Mark Foulon, sottosegretario al commercio, ha dichiarato al Washington Post che gli esperti del governo hanno “identificato ripetute incursioni informatiche durante le ore notturne”. Per almeno un mese , infatti, centinaia di macchine sono state tenute “in ostaggio”: il governo di Washington prevede la sostituzione integrale dei computer vittima di questo assalto telematico.

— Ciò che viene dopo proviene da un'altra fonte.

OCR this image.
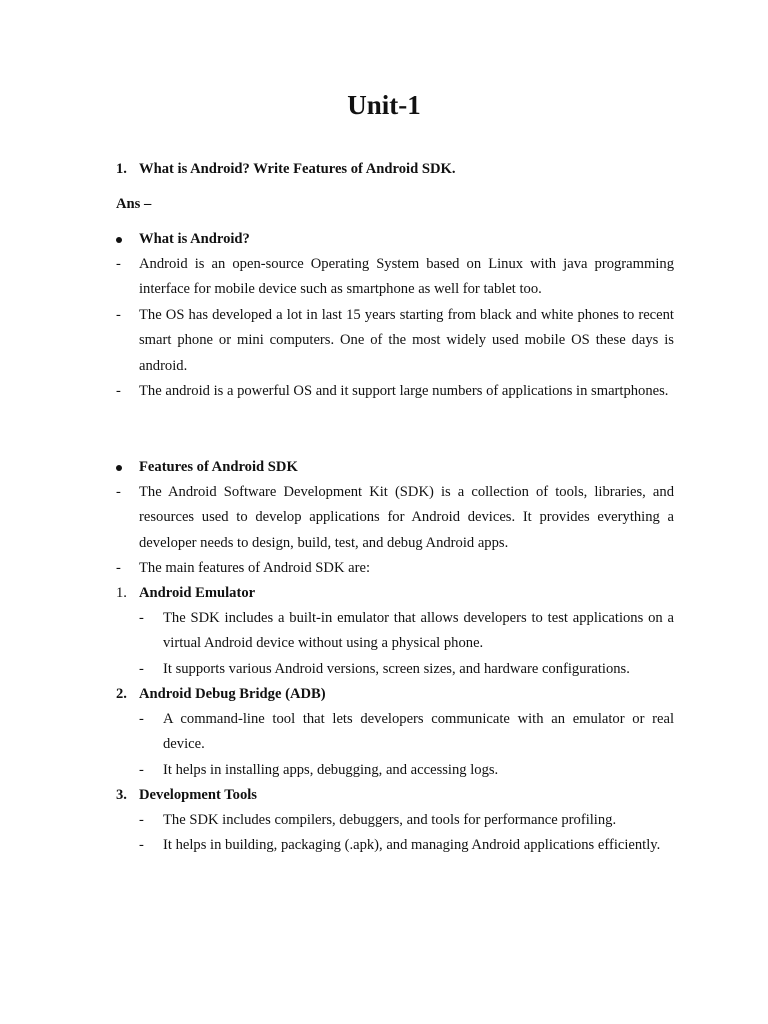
Unit-1
1. What is Android? Write Features of Android SDK.
Ans –
What is Android?
- Android is an open-source Operating System based on Linux with java programming interface for mobile device such as smartphone as well for tablet too.
- The OS has developed a lot in last 15 years starting from black and white phones to recent smart phone or mini computers. One of the most widely used mobile OS these days is android.
- The android is a powerful OS and it support large numbers of applications in smartphones.
Features of Android SDK
- The Android Software Development Kit (SDK) is a collection of tools, libraries, and resources used to develop applications for Android devices. It provides everything a developer needs to design, build, test, and debug Android apps.
- The main features of Android SDK are:
1. Android Emulator
- The SDK includes a built-in emulator that allows developers to test applications on a virtual Android device without using a physical phone.
- It supports various Android versions, screen sizes, and hardware configurations.
2. Android Debug Bridge (ADB)
- A command-line tool that lets developers communicate with an emulator or real device.
- It helps in installing apps, debugging, and accessing logs.
3. Development Tools
- The SDK includes compilers, debuggers, and tools for performance profiling.
- It helps in building, packaging (.apk), and managing Android applications efficiently.
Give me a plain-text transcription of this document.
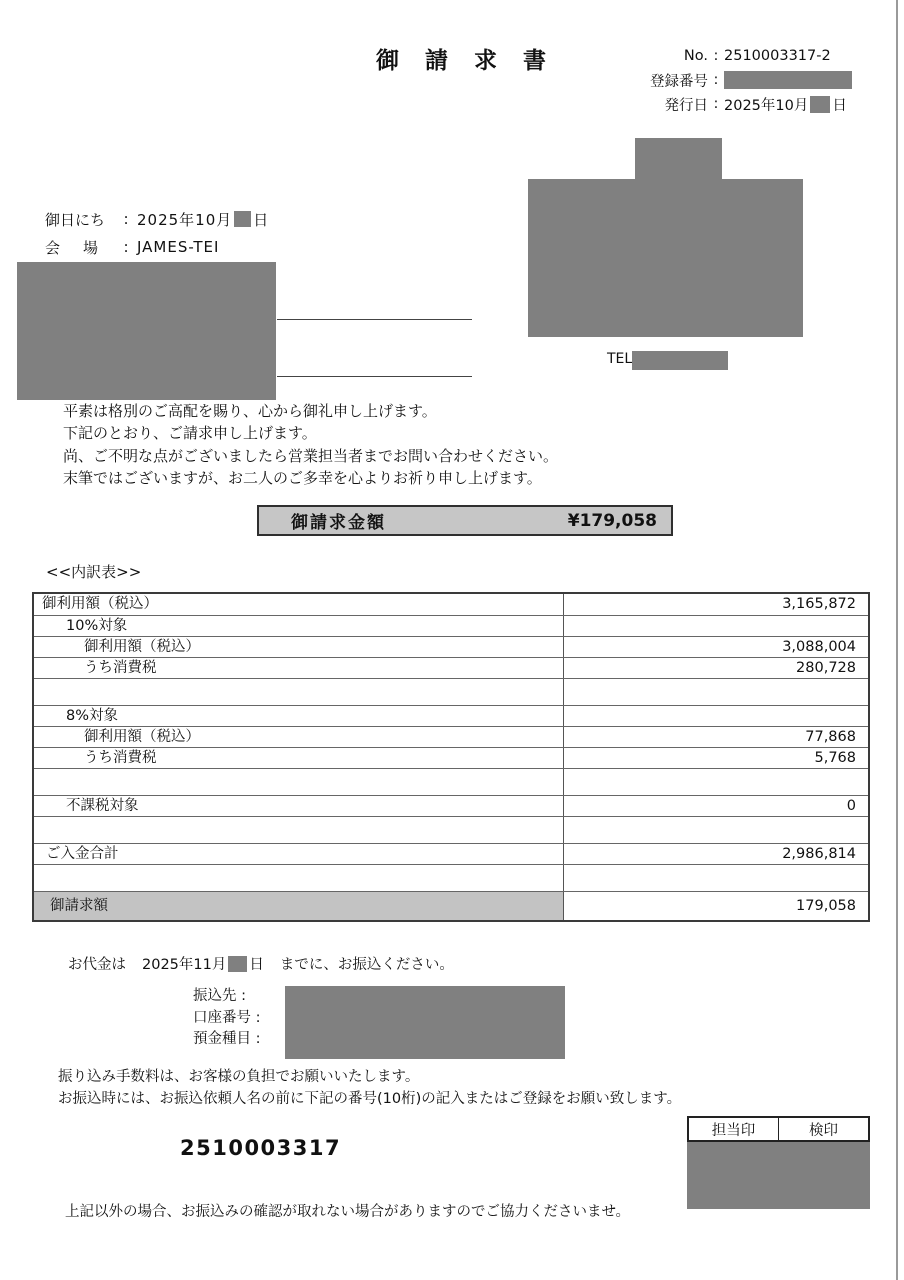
御 請 求 書	No. : 2510003317-2
登録番号 :
発行日 : 2025年10月 日
TEL
御日にち	: 2025年10月 日
会　場	: JAMES-TEI
平素は格別のご高配を賜り、心から御礼申し上げます。
下記のとおり、ご請求申し上げます。
尚、ご不明な点がございましたら営業担当者までお問い合わせください。
末筆ではございますが、お二人のご多幸を心よりお祈り申し上げます。
御請求金額	¥179,058
<<内訳表>>
御利用額（税込）	3,165,872
10%対象
御利用額（税込）	3,088,004
うち消費税	280,728
8%対象
御利用額（税込）	77,868
うち消費税	5,768
不課税対象	0
ご入金合計	2,986,814
御請求額	179,058
お代金は 2025年11月 日 までに、お振込ください。
振込先 :
口座番号 :
預金種目 :
振り込み手数料は、お客様の負担でお願いいたします。
お振込時には、お振込依頼人名の前に下記の番号(10桁)の記入またはご登録をお願い致します。
2510003317
担当印	検印
上記以外の場合、お振込みの確認が取れない場合がありますのでご協力くださいませ。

I dettagli sull’entità dei danni non è stata resa pubblica, tuttavia un portavoce del governo ha rassicurato la stampa locale: “Non abbiamo subito nessuna perdita di dati sensibili o segreti”. Gli osservatori più allarmisti, come il direttore del SANS Institute Alan Paller, sostengono che “questa tipologia di attacchi rivolti alle macchine governative potrebbe essere condotta da organizzazioni estremamente specializzate, che operano a livelli di preparazione militare”.
Richard Stiennon, analista ed esperto di sicurezza per conto del gruppo IT Harvest , non sembra d’accordo con la versione ufficiale dei fatti: “Hanno vinto i cinesi, almeno per la quarta volta negli ultimi tempi , perché questo attacco ha intralciato i lavori ordinari del Dipartimento del Commercio”.
Stiennon, esattamente come sostengono numerosi esperti del settore, parla di come la temutissima guerra informatica sinoamericana stia ormai raggiungendo il culmine. “Non siamo ancora ai livelli di una Pearl Harbour digitale”, ha dichiarato, “tuttavia poco ci manca”.
Anche i server delle più grandi aziende ed istituzioni cinesi finiscono spesso sotto gli attacchi di utenti malintenzionati. Lo scorso settembre, ad esempio, il motore di ricerca cinese Baidu ha denunciato un attacco DDoS , visto immediatamente come una “vendetta” da parte della concorrenza estera. Ma in quel caso non si trattava di computer “sensibili” dal punto di vista militare.